While we can be sure about the actions of a ruling class resisting the loss of power, we cannot be sure of ourselves in taking power - we don’t know how an enduring proletarian constitutional order will be created. The Eurocommunists were wrong in their liquidation of mass communist parties, but scepticism about insurrection as a method for taking state power in capitalist states with liberal-democratic constitutions is probably correct.
The problem we in Britain face in the coming weeks and months is how to keep up the morale of the strike movement and sustain the broad public support which exists for pay awards to keep pace with inflation. The bourgeoisie has utterly failed to convince most unorganised workers that their organised brothers and sisters are making wild and unreasonable demands in voting to strike.
But the leadership of the workers’ movement in Britain is currently without any explicit plan for either winning ongoing public-sector disputes or expanding trade union membership across the economy.
Such victories will require a change of government to one which can pull back from continued confrontation without losing face. If the strike wave grows, the government has an obvious escape, and one which we should welcome (and indeed agitate for) - an early general election. That should become a key demand of coordinated strikes - if not from above, then from below.
Ansell Eade
Lincolnshire
Backbone
If someone asked me for a list of high-profile European politicians capable of telling the US ‘no’, only Sahra Wagenknecht of Die Linke would spring to mind.
I don’t like her occasional opportunistic inclination to play off the German working class against refugees and migrants - even if this aspect of her politics is overstated, it should still be opposed one hundred percent. But credit where credit’s due: she is the only one with the backbone to stand up to the US war drive. So, for all her faults, she’s better than 99.9% of her enemies - including those in Die Linke: ie, the liberalised left, whose bogeyman she has become.

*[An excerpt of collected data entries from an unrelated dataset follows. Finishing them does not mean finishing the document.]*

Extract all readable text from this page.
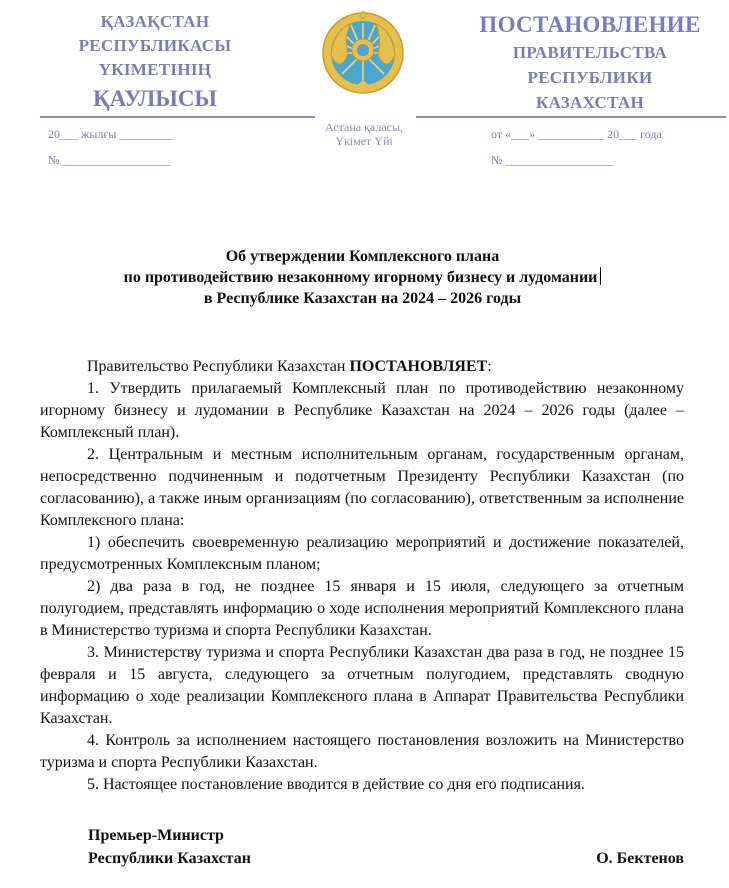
ҚАЗАҚСТАН
РЕСПУБЛИКАСЫ
ҮКІМЕТІНІҢ
ҚАУЛЫСЫ
ПОСТАНОВЛЕНИЕ
ПРАВИТЕЛЬСТВА
РЕСПУБЛИКИ
КАЗАХСТАН
Астана қаласы,
Үкімет Үйі
20___ жылғы _________
№ __________________
от «___» ___________ 20___ года
№ __________________
Об утверждении Комплексного плана
по противодействию незаконному игорному бизнесу и лудомании
в Республике Казахстан на 2024 – 2026 годы

Правительство Республики Казахстан ПОСТАНОВЛЯЕТ:

1. Утвердить прилагаемый Комплексный план по противодействию незаконному игорному бизнесу и лудомании в Республике Казахстан на 2024 – 2026 годы (далее – Комплексный план).

2. Центральным и местным исполнительным органам, государственным органам, непосредственно подчиненным и подотчетным Президенту Республики Казахстан (по согласованию), а также иным организациям (по согласованию), ответственным за исполнение Комплексного плана:

1) обеспечить своевременную реализацию мероприятий и достижение показателей, предусмотренных Комплексным планом;

2) два раза в год, не позднее 15 января и 15 июля, следующего за отчетным полугодием, представлять информацию о ходе исполнения мероприятий Комплексного плана в Министерство туризма и спорта Республики Казахстан.

3. Министерству туризма и спорта Республики Казахстан два раза в год, не позднее 15 февраля и 15 августа, следующего за отчетным полугодием, представлять сводную информацию о ходе реализации Комплексного плана в Аппарат Правительства Республики Казахстан.

4. Контроль за исполнением настоящего постановления возложить на Министерство туризма и спорта Республики Казахстан.

5. Настоящее постановление вводится в действие со дня его подписания.

Премьер-Министр
Республики Казахстан	О. Бектенов
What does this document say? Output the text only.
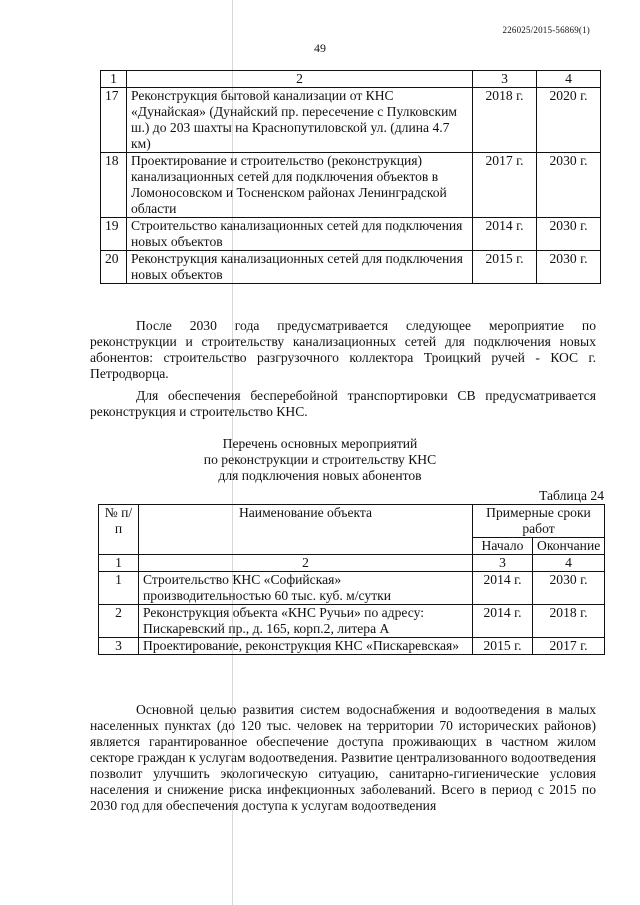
226025/2015-56869(1)
49
1	2	3	4
17	Реконструкция бытовой канализации от КНС «Дунайская» (Дунайский пр. пересечение с Пулковским ш.) до 203 шахты на Краснопутиловской ул. (длина 4.7 км)	2018 г.	2020 г.
18	Проектирование и строительство (реконструкция) канализационных сетей для подключения объектов в Ломоносовском и Тосненском районах Ленинградской области	2017 г.	2030 г.
19	Строительство канализационных сетей для подключения новых объектов	2014 г.	2030 г.
20	Реконструкция канализационных сетей для подключения новых объектов	2015 г.	2030 г.
После 2030 года предусматривается следующее мероприятие по реконструкции и строительству канализационных сетей для подключения новых абонентов: строительство разгрузочного коллектора Троицкий ручей - КОС г. Петродворца.
Для обеспечения бесперебойной транспортировки СВ предусматривается реконструкция и строительство КНС.
Перечень основных мероприятий
по реконструкции и строительству КНС
для подключения новых абонентов
Таблица 24
№ п/п	Наименование объекта	Примерные сроки работ	
		Начало	Окончание
1	2	3	4
1	Строительство КНС «Софийская» производительностью 60 тыс. куб. м/сутки	2014 г.	2030 г.
2	Реконструкция объекта «КНС Ручьи» по адресу: Пискаревский пр., д. 165, корп.2, литера А	2014 г.	2018 г.
3	Проектирование, реконструкция КНС «Пискаревская»	2015 г.	2017 г.
Основной целью развития систем водоснабжения и водоотведения в малых населенных пунктах (до 120 тыс. человек на территории 70 исторических районов) является гарантированное обеспечение доступа проживающих в частном жилом секторе граждан к услугам водоотведения. Развитие централизованного водоотведения позволит улучшить экологическую ситуацию, санитарно-гигиенические условия населения и снижение риска инфекционных заболеваний. Всего в период с 2015 по 2030 год для обеспечения доступа к услугам водоотведения
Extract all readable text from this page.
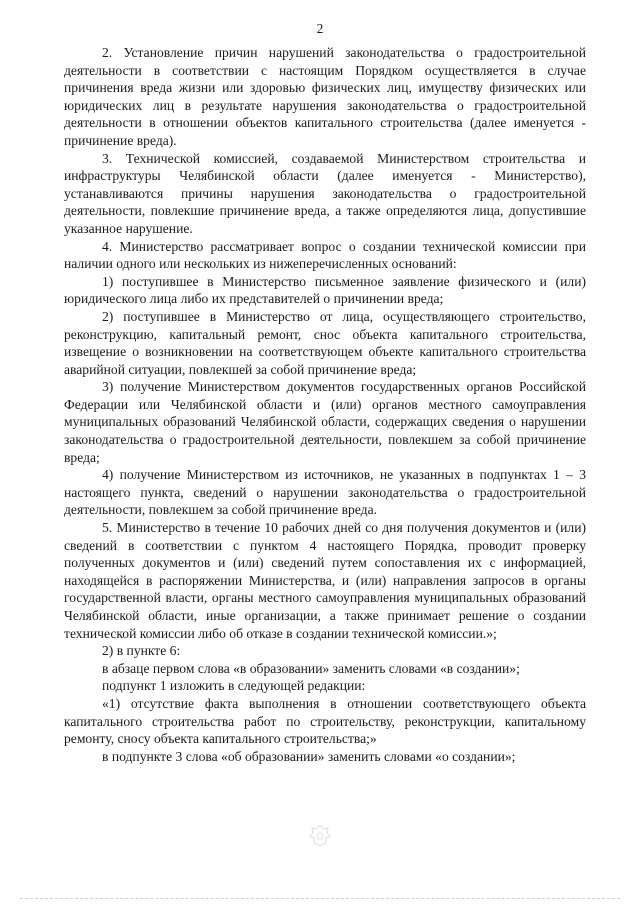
2

2. Установление причин нарушений законодательства о градостроительной деятельности в соответствии с настоящим Порядком осуществляется в случае причинения вреда жизни или здоровью физических лиц, имуществу физических или юридических лиц в результате нарушения законодательства о градостроительной деятельности в отношении объектов капитального строительства (далее именуется - причинение вреда).

3. Технической комиссией, создаваемой Министерством строительства и инфраструктуры Челябинской области (далее именуется - Министерство), устанавливаются причины нарушения законодательства о градостроительной деятельности, повлекшие причинение вреда, а также определяются лица, допустившие указанное нарушение.

4. Министерство рассматривает вопрос о создании технической комиссии при наличии одного или нескольких из нижеперечисленных оснований:

1) поступившее в Министерство письменное заявление физического и (или) юридического лица либо их представителей о причинении вреда;

2) поступившее в Министерство от лица, осуществляющего строительство, реконструкцию, капитальный ремонт, снос объекта капитального строительства, извещение о возникновении на соответствующем объекте капитального строительства аварийной ситуации, повлекшей за собой причинение вреда;

3) получение Министерством документов государственных органов Российской Федерации или Челябинской области и (или) органов местного самоуправления муниципальных образований Челябинской области, содержащих сведения о нарушении законодательства о градостроительной деятельности, повлекшем за собой причинение вреда;

4) получение Министерством из источников, не указанных в подпунктах 1 – 3 настоящего пункта, сведений о нарушении законодательства о градостроительной деятельности, повлекшем за собой причинение вреда.

5. Министерство в течение 10 рабочих дней со дня получения документов и (или) сведений в соответствии с пунктом 4 настоящего Порядка, проводит проверку полученных документов и (или) сведений путем сопоставления их с информацией, находящейся в распоряжении Министерства, и (или) направления запросов в органы государственной власти, органы местного самоуправления муниципальных образований Челябинской области, иные организации, а также принимает решение о создании технической комиссии либо об отказе в создании технической комиссии.»;

2) в пункте 6:

в абзаце первом слова «в образовании» заменить словами «в создании»;

подпункт 1 изложить в следующей редакции:

«1) отсутствие факта выполнения в отношении соответствующего объекта капитального строительства работ по строительству, реконструкции, капитальному ремонту, сносу объекта капитального строительства;»

в подпункте 3 слова «об образовании» заменить словами «о создании»;
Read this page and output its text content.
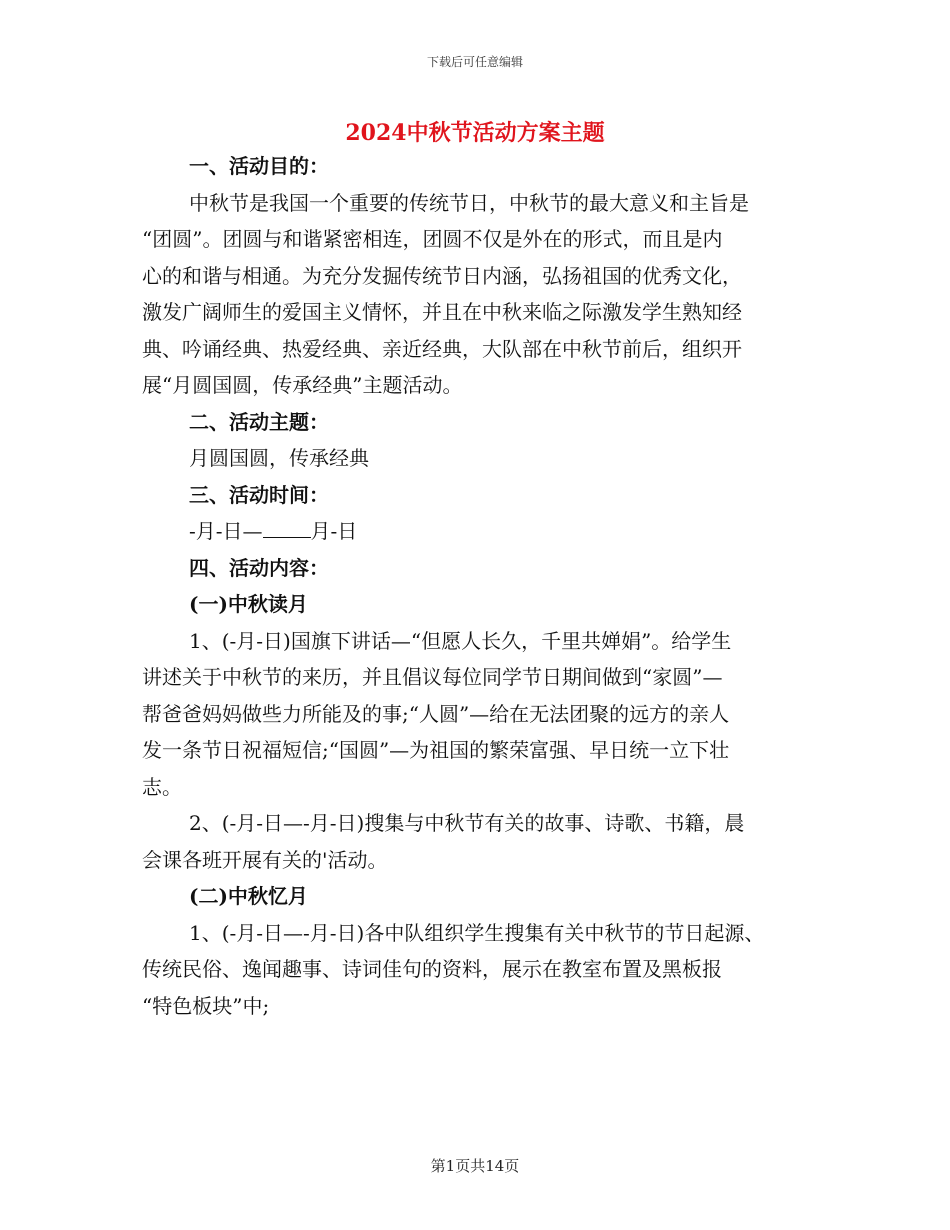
下载后可任意编辑
2024中秋节活动方案主题

一、活动目的：

中秋节是我国一个重要的传统节日，中秋节的最大意义和主旨是

“团圆”。团圆与和谐紧密相连，团圆不仅是外在的形式，而且是内

心的和谐与相通。为充分发掘传统节日内涵，弘扬祖国的优秀文化，

激发广阔师生的爱国主义情怀，并且在中秋来临之际激发学生熟知经

典、吟诵经典、热爱经典、亲近经典，大队部在中秋节前后，组织开

展“月圆国圆，传承经典”主题活动。

二、活动主题：

月圆国圆，传承经典

三、活动时间：

-月-日— 月-日

四、活动内容：

(一)中秋读月

1、(-月-日)国旗下讲话—“但愿人长久，千里共婵娟”。给学生

讲述关于中秋节的来历，并且倡议每位同学节日期间做到“家圆”—

帮爸爸妈妈做些力所能及的事;“人圆”—给在无法团聚的远方的亲人

发一条节日祝福短信;“国圆”—为祖国的繁荣富强、早日统一立下壮

志。

2、(-月-日—-月-日)搜集与中秋节有关的故事、诗歌、书籍，晨

会课各班开展有关的'活动。

(二)中秋忆月

1、(-月-日—-月-日)各中队组织学生搜集有关中秋节的节日起源、

传统民俗、逸闻趣事、诗词佳句的资料，展示在教室布置及黑板报

“特色板块”中;

第1页共14页
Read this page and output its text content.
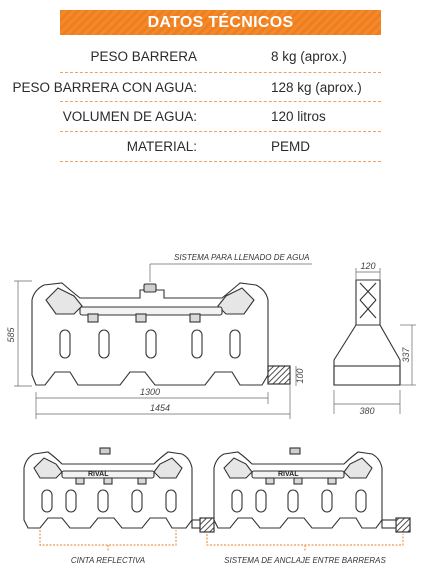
DATOS TÉCNICOS
PESO BARRERA	8 kg (aprox.)
PESO BARRERA CON AGUA:	128 kg (aprox.)
VOLUMEN DE AGUA:	120 litros
MATERIAL:	PEMD
585
1300
1454
100
SISTEMA PARA LLENADO DE AGUA
120
337
380
RIVAL	RIVAL
CINTA REFLECTIVA	SISTEMA DE ANCLAJE ENTRE BARRERAS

If you asked, on the other hand, for a list of European politicians capable not only of telling the US ‘no’, but also of articulating an independent working class policy, rather than conflating the interests of workers with those of national capital - “citizens, families and ... German industry, with its strong, medium-sized businesses”, as Wagenknecht put it in her parliamentary speech of September 8 2022 - then I couldn’t name any.
Karl Dobrovic
email
Governance?
In the Winter of Working Class Advance (1978-79), one central London hospital was distinguished by the role of a non-medical worker (the name, Dominic, resounds in my memory) - a ‘mere’ porter, no less, no more, I believe, who was targeted by the vile slander-mongering rag, the Daily Mail, for ensuring that the triage of medical cases of differing urgency were distinguished and the most serious were prioritised. Comrades, there are precedents!
In the John Radcliffe Hospital Silver Star maternity unit (Headington, Oxford) a Yugoslav patient asked (late summer of 1975) of a British patient: “When is the next meeting of the ward staff/patients’ governance committee?” The latter had to admit that such an idea was wholly alien to current British society, including the national health service ...
When indeed, comrades? And so on up and down the NHS! Workers and patients on the front line have an intimate knowledge of the successes, problems and failures of the NHS very largely hidden from senior staff - whether registrars, consultants or managers.